“It’s very unpleasant,” said Ellen, with a shudder. “But it’s true.”

Morten came home from town with a big letter which he handed to Pelle, saying: “Here’s news for you from Brun.” Pelle went into the house to read it undisturbed, and a little while after came out again.

“Yes, important news this time,” he said with some emotion. “Would you like to hear it?” he asked, sitting down.

“DEAR PELLE:

“I am sitting up in bed to write to you. I am poorly, and have been for some days; but I hope it is nothing serious. We all have to die some day, but I should like to start on the great voyage round the world from your home. I long to see ‘Daybreak’ and all of you, and I feel very lonely. If the business could do without you for a few days, I should be so glad if you would come down here. Then we could go home together, for I should not like to venture on the journey by myself.

“The sun is just going down, and sends its last rays in to me. It has been gray and gloomy all day, but now the sun has broken through the clouds, and kisses the earth and me, poor old man, too, in farewell. It makes me want to say something to you, Pelle, for my day was like this before I knew you—endlessly long and gray! When you are the last member of a dying family, you have to bear the gray existence of the others too.

“I have often thought how wonderful the hidden force of life is. Intercourse with you has been like a lever to me, although I knew well that I should not accomplish anything more, and had no one to come after me. I feel, nevertheless, through you, in alliance with the future. You are in the ascendant and must look upon me as something that is vanishing. But look how life makes us all live by using us each in his own way. Be strong in your faith in the future; with you lies the development. I wish with all my heart that I were an awakening proletary and stood in the dawn of day; but I am nevertheless glad because my eyes will be closed by the new in you.

“I have imagined that life was tiresome and dull and far too well known. I had it arranged in my catalogues. And look how it renews itself! In my old age I have experienced its eternal youth. Formerly I had never cared about the country; in my mind it was a place where you waded either in dust or mud. The black earth appeared to me horrible rather than anything else; it was only associated in my mind with the churchyard. That shows how far I was from nature. The country was something that farmers moved about in—those big, voracious creatures, who almost seemed like a kind of animal trying to imitate man. Rational beings could not possibly live out there. That was the view in my circle, and I had myself a touch of the same complaint, although my university training of course paraphrased and veiled it all to some extent. All this about our relations to nature seemed to me very interesting aesthetically, but with more or less of a contradictory, not to say hostile, character. I could not understand how any one could see anything beautiful in a ploughed field or a dike. It was only when I got to know you that something moved within me and called me out; there was something about you like the air from out there.

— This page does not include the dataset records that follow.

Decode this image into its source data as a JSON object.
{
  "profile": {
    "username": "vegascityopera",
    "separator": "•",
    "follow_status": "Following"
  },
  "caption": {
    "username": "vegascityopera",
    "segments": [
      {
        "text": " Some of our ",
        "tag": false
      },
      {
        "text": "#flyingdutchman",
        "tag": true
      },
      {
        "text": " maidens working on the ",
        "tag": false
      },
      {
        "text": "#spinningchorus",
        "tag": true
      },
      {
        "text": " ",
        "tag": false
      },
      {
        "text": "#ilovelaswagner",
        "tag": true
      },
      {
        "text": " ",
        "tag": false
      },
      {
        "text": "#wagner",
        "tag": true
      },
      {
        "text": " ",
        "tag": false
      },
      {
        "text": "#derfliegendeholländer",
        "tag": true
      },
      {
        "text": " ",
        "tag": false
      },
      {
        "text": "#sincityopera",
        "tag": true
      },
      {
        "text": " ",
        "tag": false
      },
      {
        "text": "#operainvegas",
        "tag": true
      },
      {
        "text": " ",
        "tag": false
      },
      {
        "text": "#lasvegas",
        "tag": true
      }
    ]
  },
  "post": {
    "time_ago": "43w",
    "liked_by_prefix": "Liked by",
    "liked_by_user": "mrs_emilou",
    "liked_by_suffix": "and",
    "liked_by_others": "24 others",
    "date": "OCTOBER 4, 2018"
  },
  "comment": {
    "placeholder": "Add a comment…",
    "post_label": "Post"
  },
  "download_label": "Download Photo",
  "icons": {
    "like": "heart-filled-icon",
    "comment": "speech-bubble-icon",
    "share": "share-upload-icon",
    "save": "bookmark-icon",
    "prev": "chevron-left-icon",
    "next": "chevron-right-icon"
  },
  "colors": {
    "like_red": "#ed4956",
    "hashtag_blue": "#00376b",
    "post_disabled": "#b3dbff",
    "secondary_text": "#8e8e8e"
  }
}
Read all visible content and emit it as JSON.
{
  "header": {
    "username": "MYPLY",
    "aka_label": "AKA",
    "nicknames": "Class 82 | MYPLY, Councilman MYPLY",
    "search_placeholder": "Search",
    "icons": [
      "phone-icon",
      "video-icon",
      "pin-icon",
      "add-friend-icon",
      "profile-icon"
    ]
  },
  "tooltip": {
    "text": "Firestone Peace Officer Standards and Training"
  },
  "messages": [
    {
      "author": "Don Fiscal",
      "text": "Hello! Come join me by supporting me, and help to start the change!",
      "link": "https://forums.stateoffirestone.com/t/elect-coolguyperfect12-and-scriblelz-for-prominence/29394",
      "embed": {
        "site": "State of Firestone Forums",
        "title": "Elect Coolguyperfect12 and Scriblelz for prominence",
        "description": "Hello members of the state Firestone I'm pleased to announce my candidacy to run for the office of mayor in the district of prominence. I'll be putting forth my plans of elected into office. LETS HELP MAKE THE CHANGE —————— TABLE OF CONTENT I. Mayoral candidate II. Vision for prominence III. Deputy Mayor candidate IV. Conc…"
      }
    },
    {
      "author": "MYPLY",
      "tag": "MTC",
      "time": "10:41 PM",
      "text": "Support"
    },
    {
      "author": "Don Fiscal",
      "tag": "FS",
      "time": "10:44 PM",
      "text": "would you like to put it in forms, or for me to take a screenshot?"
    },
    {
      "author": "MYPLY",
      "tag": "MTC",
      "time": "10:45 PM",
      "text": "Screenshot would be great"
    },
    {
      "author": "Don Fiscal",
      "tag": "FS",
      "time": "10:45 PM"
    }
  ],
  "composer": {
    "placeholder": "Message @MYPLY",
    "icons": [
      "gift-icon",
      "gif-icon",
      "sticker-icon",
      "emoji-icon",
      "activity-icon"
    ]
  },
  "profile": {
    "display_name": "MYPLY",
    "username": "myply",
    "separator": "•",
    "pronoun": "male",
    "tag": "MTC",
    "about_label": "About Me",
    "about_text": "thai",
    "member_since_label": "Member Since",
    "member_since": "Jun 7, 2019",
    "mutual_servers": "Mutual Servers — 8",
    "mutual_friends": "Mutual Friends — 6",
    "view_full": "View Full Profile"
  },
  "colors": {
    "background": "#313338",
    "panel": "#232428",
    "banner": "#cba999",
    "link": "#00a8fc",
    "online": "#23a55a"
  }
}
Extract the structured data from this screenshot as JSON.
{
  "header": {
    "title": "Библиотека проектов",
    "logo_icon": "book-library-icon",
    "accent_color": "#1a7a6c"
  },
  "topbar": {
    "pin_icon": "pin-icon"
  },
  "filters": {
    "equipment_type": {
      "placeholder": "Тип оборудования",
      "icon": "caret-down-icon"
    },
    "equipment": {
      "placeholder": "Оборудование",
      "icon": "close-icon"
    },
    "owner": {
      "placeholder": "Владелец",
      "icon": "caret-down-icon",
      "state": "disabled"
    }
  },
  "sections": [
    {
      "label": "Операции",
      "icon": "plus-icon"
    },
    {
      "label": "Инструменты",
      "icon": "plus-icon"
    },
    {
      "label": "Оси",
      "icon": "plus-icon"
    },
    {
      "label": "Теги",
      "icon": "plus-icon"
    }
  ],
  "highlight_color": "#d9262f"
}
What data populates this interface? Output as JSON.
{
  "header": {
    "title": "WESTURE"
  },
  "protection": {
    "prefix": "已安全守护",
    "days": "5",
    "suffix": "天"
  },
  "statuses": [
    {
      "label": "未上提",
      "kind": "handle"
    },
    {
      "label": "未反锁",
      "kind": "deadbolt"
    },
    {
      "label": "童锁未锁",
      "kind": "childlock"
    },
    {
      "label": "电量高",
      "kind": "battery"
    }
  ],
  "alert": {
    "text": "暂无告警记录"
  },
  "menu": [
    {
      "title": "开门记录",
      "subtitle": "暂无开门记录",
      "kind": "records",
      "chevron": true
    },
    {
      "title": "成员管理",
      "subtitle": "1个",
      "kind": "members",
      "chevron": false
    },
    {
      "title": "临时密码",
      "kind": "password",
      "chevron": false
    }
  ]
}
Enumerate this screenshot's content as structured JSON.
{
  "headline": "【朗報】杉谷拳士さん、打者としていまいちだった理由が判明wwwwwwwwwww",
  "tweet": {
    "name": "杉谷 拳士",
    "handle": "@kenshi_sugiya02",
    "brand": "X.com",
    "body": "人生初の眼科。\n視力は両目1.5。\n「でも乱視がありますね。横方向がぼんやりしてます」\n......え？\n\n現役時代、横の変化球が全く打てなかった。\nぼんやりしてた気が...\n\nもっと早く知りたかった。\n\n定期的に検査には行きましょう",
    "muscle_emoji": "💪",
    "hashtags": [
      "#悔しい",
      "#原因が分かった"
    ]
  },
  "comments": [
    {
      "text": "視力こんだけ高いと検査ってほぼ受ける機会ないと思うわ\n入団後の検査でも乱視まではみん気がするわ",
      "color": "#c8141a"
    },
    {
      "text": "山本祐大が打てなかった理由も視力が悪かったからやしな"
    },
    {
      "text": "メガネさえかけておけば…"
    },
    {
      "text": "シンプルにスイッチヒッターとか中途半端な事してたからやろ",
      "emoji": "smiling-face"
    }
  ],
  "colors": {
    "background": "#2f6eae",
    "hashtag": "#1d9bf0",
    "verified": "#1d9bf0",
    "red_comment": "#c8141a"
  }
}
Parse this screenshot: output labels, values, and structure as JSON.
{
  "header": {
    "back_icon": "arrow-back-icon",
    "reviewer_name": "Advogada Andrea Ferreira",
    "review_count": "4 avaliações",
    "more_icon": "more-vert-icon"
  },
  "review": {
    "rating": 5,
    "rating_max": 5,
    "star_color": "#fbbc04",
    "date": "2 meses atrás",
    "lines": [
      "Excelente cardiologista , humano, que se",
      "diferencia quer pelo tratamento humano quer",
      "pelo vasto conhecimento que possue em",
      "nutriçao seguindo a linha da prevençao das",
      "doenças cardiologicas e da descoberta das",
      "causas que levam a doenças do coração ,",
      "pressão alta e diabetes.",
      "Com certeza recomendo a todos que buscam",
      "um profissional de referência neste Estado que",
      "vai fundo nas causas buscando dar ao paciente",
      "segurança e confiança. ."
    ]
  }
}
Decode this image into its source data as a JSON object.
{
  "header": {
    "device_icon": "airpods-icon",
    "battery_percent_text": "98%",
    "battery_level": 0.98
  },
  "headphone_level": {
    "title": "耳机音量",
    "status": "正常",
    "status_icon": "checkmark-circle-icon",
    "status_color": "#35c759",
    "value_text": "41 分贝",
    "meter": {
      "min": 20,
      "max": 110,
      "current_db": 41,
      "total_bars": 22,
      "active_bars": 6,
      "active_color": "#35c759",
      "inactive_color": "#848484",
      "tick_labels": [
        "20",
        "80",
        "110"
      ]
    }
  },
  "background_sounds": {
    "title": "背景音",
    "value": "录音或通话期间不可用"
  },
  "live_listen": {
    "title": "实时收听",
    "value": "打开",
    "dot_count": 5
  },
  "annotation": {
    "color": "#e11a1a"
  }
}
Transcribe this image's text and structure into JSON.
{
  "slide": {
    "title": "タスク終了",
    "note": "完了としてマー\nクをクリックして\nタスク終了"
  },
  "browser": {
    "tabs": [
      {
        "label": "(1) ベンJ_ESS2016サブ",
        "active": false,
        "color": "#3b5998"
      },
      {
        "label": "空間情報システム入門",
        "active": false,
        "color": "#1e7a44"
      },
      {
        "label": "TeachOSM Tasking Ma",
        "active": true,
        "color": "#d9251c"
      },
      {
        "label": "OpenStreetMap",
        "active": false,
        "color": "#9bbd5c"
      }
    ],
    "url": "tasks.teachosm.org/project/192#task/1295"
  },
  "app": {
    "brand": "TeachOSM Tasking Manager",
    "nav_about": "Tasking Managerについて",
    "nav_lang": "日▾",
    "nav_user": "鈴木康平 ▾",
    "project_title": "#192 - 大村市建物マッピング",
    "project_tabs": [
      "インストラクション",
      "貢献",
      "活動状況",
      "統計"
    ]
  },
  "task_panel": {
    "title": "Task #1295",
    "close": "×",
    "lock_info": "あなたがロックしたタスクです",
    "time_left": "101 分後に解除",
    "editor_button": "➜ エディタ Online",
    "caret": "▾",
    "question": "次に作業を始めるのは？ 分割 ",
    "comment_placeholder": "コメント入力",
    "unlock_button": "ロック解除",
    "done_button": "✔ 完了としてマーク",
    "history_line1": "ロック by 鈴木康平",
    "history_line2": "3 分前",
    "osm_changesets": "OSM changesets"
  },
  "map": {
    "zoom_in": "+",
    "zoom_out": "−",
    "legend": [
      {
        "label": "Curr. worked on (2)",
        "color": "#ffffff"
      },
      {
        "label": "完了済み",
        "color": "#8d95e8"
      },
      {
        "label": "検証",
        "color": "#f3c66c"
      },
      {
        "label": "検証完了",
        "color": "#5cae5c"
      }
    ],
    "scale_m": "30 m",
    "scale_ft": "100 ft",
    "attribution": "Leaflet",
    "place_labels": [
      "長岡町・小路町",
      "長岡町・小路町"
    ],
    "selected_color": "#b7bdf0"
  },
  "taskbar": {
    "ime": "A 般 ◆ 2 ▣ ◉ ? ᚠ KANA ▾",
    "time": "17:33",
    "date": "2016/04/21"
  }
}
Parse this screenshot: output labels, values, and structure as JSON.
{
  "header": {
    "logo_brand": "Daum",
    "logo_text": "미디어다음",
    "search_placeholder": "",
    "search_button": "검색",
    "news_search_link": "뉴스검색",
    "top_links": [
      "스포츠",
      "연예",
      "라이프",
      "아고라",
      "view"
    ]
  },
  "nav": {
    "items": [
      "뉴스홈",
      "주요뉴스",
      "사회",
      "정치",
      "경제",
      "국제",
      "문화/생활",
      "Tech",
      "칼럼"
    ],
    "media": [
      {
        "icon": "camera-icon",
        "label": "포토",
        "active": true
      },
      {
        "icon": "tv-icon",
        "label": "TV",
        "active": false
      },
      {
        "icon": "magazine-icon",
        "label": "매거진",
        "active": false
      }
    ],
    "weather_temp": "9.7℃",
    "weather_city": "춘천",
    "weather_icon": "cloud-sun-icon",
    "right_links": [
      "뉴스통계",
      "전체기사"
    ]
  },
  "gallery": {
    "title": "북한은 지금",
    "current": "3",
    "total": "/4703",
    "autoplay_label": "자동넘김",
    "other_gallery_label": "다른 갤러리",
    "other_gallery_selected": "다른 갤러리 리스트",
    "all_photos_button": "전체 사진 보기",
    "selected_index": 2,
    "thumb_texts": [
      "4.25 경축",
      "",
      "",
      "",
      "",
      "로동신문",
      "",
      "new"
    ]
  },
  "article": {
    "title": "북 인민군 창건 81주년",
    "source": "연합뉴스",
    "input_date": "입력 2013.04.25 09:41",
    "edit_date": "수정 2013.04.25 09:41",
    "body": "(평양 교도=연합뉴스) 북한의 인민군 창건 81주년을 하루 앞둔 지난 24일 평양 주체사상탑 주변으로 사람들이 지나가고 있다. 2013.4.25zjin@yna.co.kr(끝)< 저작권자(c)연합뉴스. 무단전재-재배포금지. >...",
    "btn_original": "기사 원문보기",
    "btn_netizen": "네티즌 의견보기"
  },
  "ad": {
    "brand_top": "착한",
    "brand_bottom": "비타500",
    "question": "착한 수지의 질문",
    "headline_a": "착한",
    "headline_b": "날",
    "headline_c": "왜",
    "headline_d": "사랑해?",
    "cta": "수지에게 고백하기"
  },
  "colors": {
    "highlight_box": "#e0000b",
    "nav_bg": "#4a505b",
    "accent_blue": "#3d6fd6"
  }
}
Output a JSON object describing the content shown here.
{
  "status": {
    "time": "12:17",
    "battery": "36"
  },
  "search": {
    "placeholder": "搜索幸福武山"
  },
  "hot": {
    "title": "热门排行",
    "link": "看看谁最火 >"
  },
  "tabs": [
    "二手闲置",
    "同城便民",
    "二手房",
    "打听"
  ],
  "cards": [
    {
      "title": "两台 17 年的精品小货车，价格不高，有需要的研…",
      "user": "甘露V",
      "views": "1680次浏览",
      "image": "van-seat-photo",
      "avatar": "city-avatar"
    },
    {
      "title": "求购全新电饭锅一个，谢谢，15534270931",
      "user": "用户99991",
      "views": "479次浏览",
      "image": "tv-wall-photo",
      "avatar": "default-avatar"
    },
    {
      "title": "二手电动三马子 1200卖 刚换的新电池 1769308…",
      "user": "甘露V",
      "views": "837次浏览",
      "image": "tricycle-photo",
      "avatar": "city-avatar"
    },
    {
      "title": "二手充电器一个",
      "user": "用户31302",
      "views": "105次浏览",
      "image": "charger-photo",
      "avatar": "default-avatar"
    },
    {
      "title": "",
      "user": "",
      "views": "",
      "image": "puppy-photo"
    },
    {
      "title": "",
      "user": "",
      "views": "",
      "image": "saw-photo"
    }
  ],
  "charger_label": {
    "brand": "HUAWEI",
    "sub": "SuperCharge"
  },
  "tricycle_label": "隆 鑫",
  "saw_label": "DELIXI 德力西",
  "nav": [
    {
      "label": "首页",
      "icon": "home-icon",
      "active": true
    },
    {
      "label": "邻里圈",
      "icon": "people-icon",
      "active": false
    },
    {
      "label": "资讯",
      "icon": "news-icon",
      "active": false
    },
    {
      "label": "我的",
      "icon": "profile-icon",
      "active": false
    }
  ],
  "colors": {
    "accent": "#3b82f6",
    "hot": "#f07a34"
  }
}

“Now I also understand my forefathers! Formerly they seemed to me only like thick-skinned boors, who scraped together all the money that two generations of us have lived upon without doing a pennyworth of good. They enabled us, however, to live life, I have always thought, and I considered it the only excuse for their being in the family, coarse and robust as they were. Now I see that it was they who lived, while we after them, with all our wealth, have only had a bed in life’s inn.

“For all this I thank you. I am glad to have become acquainted through you with men of the new age, and to be able to give my fortune back. It was made by all those who work, and gathered together by a few; my giving it back is merely a natural consequence. Others will come to do as I am doing, either of their own free will or by compulsion, until everything belongs to everybody. Then only can the conflict about human interests begin. Capitalism has created wonderful machines, but what wonderful men await us in the new age! Happy the man who could have lived to see it!